There was a psychologist's report under the hand of Flora Truong, dated 4 June 2015, and that contains the following material of relevance. The offender told her that he accumulated a debt of some HK$500,000, that is to say an equivalent to A$84,000, in gambling debts at Macau Casinos, betting on horses and sports. He said there were significant difficulties in him repaying his debt. He was offered employment by the person to whom he owed the debt, Mr Wong. The offender disclosed his criminal history in Hong Kong. He told Ms Truong he was 41 years old, born in Hong Kong, the middle child in a family of six. His father worked as a gardener and the family struggled financially. He had an unremarkable childhood. He moved out of home at 25 years of age and has had three or four non-serious relationships before he was married at age 30. Some five years later, the offender was divorced. There are two children of that union, a son aged ten years and a daughter aged eight years. They have lived with their mother in China. It appears that the offender regularly provided child support of about A$1,000 per month, to his ex-partner for the support of the children and he regularly travelled back and forth, to and from China, to visit them prior to his incarceration.

The offender has had another serious relationship lasting three to four years with a Chinese woman. There are no children of that relationship. The offender attended school in Hong Kong and left in Year 9 equivalent. There were no further studies after that. He performed poorly and struggled academically. He has worked in a variety of jobs, including being a mechanic

for five years and working in a number of roles in hospitality, including being a

waiter and as a member of the kitchen staff, and in restaurants. For some four

or five years, the offender worked in the construction business operating cranes. He said that established a number of relationships during work and expressed that his friends had often influenced him greatly, particularly with regard to career changes. He says he believes he is a skilled worker and identified that despite learning difficulties, he was always to learn and pick up skills quickly.

The offender said that he arrived in Australia in 2013 on a student visa. He enrolled in an English course. He could not remember the name of the College. His understanding of English is poor and he has not worked in this country. As I have earlier indicated, the agreed facts indicate that whilst enrolled in the Clarendon Business College, he attended no lectures at all, so the records show. He told Ms Truong, the psychologist, that apart from smoking and social drinking, he had no substance abuse history. He reported a serious gambling problem which commenced when he was 20 years of age. He enjoyed baccarat at the casino and betting on horses and sports. Apparently, this led to significant gambling debts when he was 30 years of age. It became a chronic major issue for him. He gave a history of some perhaps unremarkable injuries and no physical injuries as a youngster and no psychiatric history. He indicates that he is reported feeling anxious and depressed when first gaoled. The offender identified to Ms Truong, a structured routine in gaol. He works manufacturing earphones and exercises daily. He studies English and has been given homework. He keeps to himself but occasionally meets Cantonese or Mandarin speaking inmates, with whom he can converse.

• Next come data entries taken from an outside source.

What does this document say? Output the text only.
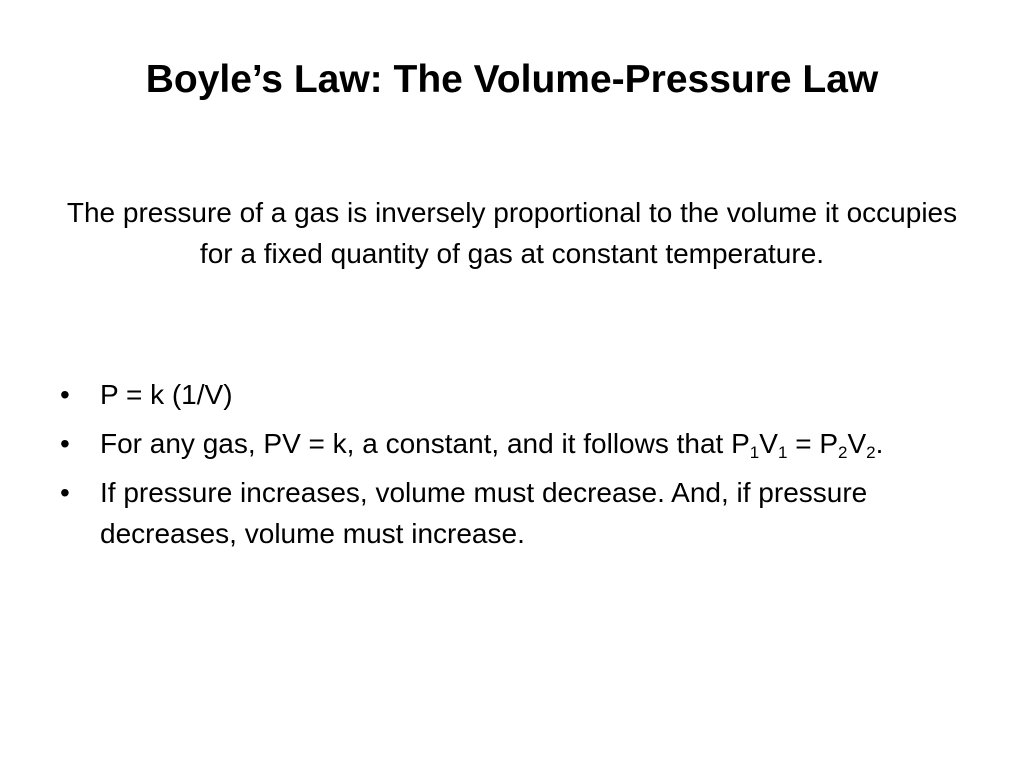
Boyle’s Law: The Volume-Pressure Law

The pressure of a gas is inversely proportional to the volume it occupies for a fixed quantity of gas at constant temperature.

•	P = k (1/V)
•	For any gas, PV = k, a constant, and it follows that $P_1V_1 = P_2V_2$.
•	If pressure increases, volume must decrease. And, if pressure decreases, volume must increase.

After testing by Ms Truong, the offender met the diagnostic criteria for gambling disorder. In the event, Ms Truong concluded that the offender's vocational history and self-reported criminal record, suggest that he lacked critical thinking skills. She thought his history suggested he is very trusting and easily persuaded, and also capable of being manipulated by others.

Furthermore, he appeared to have poor impulse control, as indicated by his gambling problems. He reported that he has never been involved in drugs and, "identified being remorseful of his actions". Finally, Ms Truong concludes:

"In my opinion, a major contributing factor to this alleged offence, has been his character. He comes across as easily manipulable and very trusting, and according to his account, he follows the directions of others unquestionably. Another significant factor has been his self-reported fear for the safety of his family, following threats by those other in the syndicate ranks, should he not continue once he discovered that they were operating a drug syndicate."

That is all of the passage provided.